Victoria Reichelt paints collections of objects which have outlived their use. Her paintings have a second hand or ‘second degree’ (Barthes) aesthetic. She explores the op shop to investigate reality as a fiction and text. Her paintings foreground the division between what represents and what is represented. She paints outmoded toys, games and books while calling into question image and object. The lack of emotion in Reichelt’s paintings suggests the estrangement and the distortion that accompanies the classification of things. In this sense, she produces a doubled or fissured image of an aberration. Her paintings exist in a liminal threshold between the past and a new era. This threshold was explored in the films of the director, Jean Luc Goddard when the art of critique reached an impasse in the emergence of popular mass culture.
Reichelt’s paintings of lifeless, antique cameras foreground the beauty of redundant objects and the fad to collect them.
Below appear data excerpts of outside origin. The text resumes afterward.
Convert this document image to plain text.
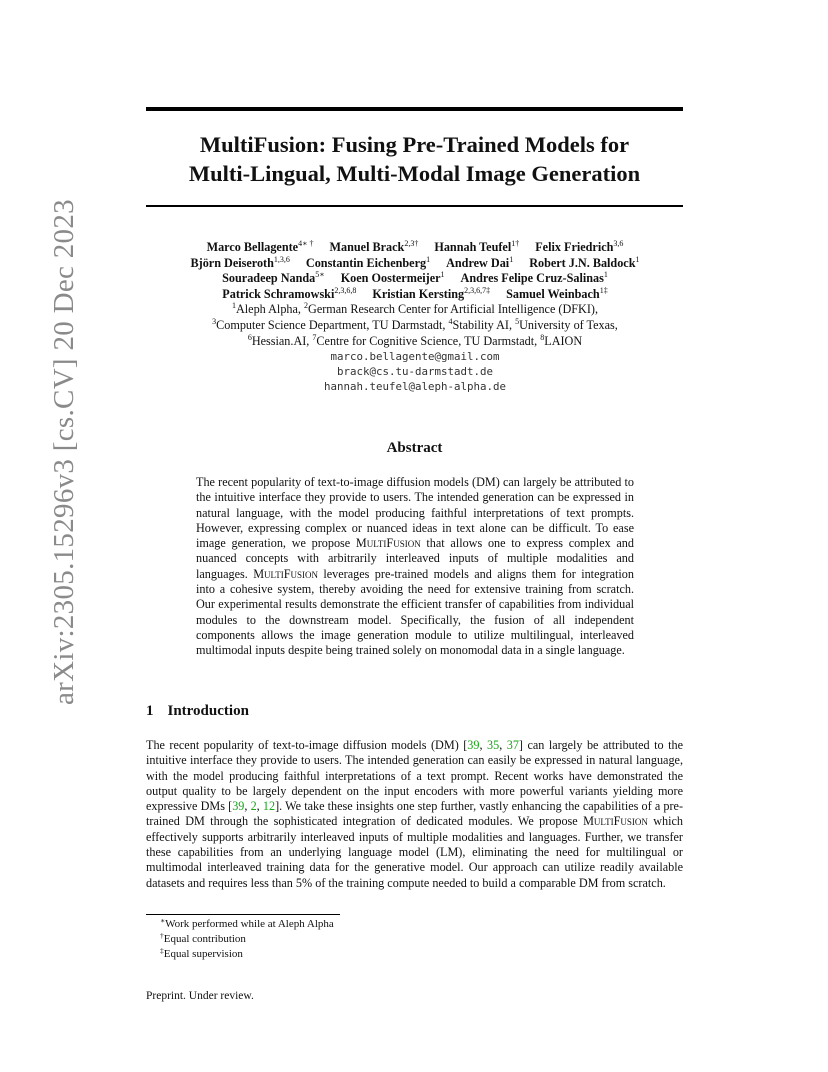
arXiv:2305.15296v3 [cs.CV] 20 Dec 2023
MultiFusion: Fusing Pre-Trained Models for
Multi-Lingual, Multi-Modal Image Generation
Marco Bellagente$^{4∗ \dagger}$ Manuel Brack$^{2,3\dagger}$ Hannah Teufel$^{1\dagger}$ Felix Friedrich$^{3,6}$
Björn Deiseroth$^{1,3,6}$ Constantin Eichenberg$^1$ Andrew Dai$^1$ Robert J.N. Baldock$^1$
Souradeep Nanda$^{5∗}$ Koen Oostermeijer$^1$ Andres Felipe Cruz-Salinas$^1$
Patrick Schramowski$^{2,3,6,8}$ Kristian Kersting$^{2,3,6,7\ddagger}$ Samuel Weinbach$^{1\ddagger}$
$^1$Aleph Alpha, $^2$German Research Center for Artificial Intelligence (DFKI),
$^3$Computer Science Department, TU Darmstadt, $^4$Stability AI, $^5$University of Texas,
$^6$Hessian.AI, $^7$Centre for Cognitive Science, TU Darmstadt, $^8$LAION
marco.bellagente@gmail.com
brack@cs.tu-darmstadt.de
hannah.teufel@aleph-alpha.de
Abstract
The recent popularity of text-to-image diffusion models (DM) can largely be attributed to the intuitive interface they provide to users. The intended generation can be expressed in natural language, with the model producing faithful interpretations of text prompts. However, expressing complex or nuanced ideas in text alone can be difficult. To ease image generation, we propose MultiFusion that allows one to express complex and nuanced concepts with arbitrarily interleaved inputs of multiple modalities and languages. MultiFusion leverages pre-trained models and aligns them for integration into a cohesive system, thereby avoiding the need for extensive training from scratch. Our experimental results demonstrate the efficient transfer of capabilities from individual modules to the downstream model. Specifically, the fusion of all independent components allows the image generation module to utilize multilingual, interleaved multimodal inputs despite being trained solely on monomodal data in a single language.
1 Introduction
The recent popularity of text-to-image diffusion models (DM) [39, 35, 37] can largely be attributed to the intuitive interface they provide to users. The intended generation can easily be expressed in natural language, with the model producing faithful interpretations of a text prompt. Recent works have demonstrated the output quality to be largely dependent on the input encoders with more powerful variants yielding more expressive DMs [39, 2, 12]. We take these insights one step further, vastly enhancing the capabilities of a pre-trained DM through the sophisticated integration of dedicated modules. We propose MultiFusion which effectively supports arbitrarily interleaved inputs of multiple modalities and languages. Further, we transfer these capabilities from an underlying language model (LM), eliminating the need for multilingual or multimodal interleaved training data for the generative model. Our approach can utilize readily available datasets and requires less than 5% of the training compute needed to build a comparable DM from scratch.
∗Work performed while at Aleph Alpha
†Equal contribution
‡Equal supervision
Preprint. Under review.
The careful realism of Reichelt’s paintings suggests the surreal influence of the uncanny in her work. Photographic realism was a strategy employed by Dali and Magritte to unsettle rather than reassure. Reichelt selects objects to investigate the nature of reality and representation. Her recent paintings of cameras question the relationship between image, object and gaze. Surrealist writers and artists were drawn to the potential of photography to question the truth of appearance and reality. Man Ray and Hans Bellmer staged the effect of dream and nightmare because the photographic mis en scene enabled them to produce and contemplate images of their deepest fears. Photography also afforded a safe voyeurism; a domesticated version of absolute terror which could be manipulated and controlled artistically.
Through a series of games and reversals Reichelt activates the uncanny. Ambiguity and resemblance affect a kind of doubling of identity in relation to the image. The primary effects of the uncanny include the fissure between the real and the imagined; and confusion between animate and inanimate states. Reichelt’s paintings concern realities that are not only the most obscure, but also the most familiar. From this we can see that her presentation of ordinary objects in the imaginary plane of the painting removes them from their ordinary contexts and renders them strange. This feeling is heightened as they are old or outmoded objects. Reichelt also makes visible an object which is usually an absent or invisible trace in representation. These inert objects then seem to come to life and to return the gaze of the viewer.
The ‘realism’ of Reichelt’s work, far from encouraging belief in reality, promotes the discovery of sublimity that underlies it. Her paintings are not part of this world and represent what seems ridiculous in it. In Reichelt’s paintings immanence replaces transcendence.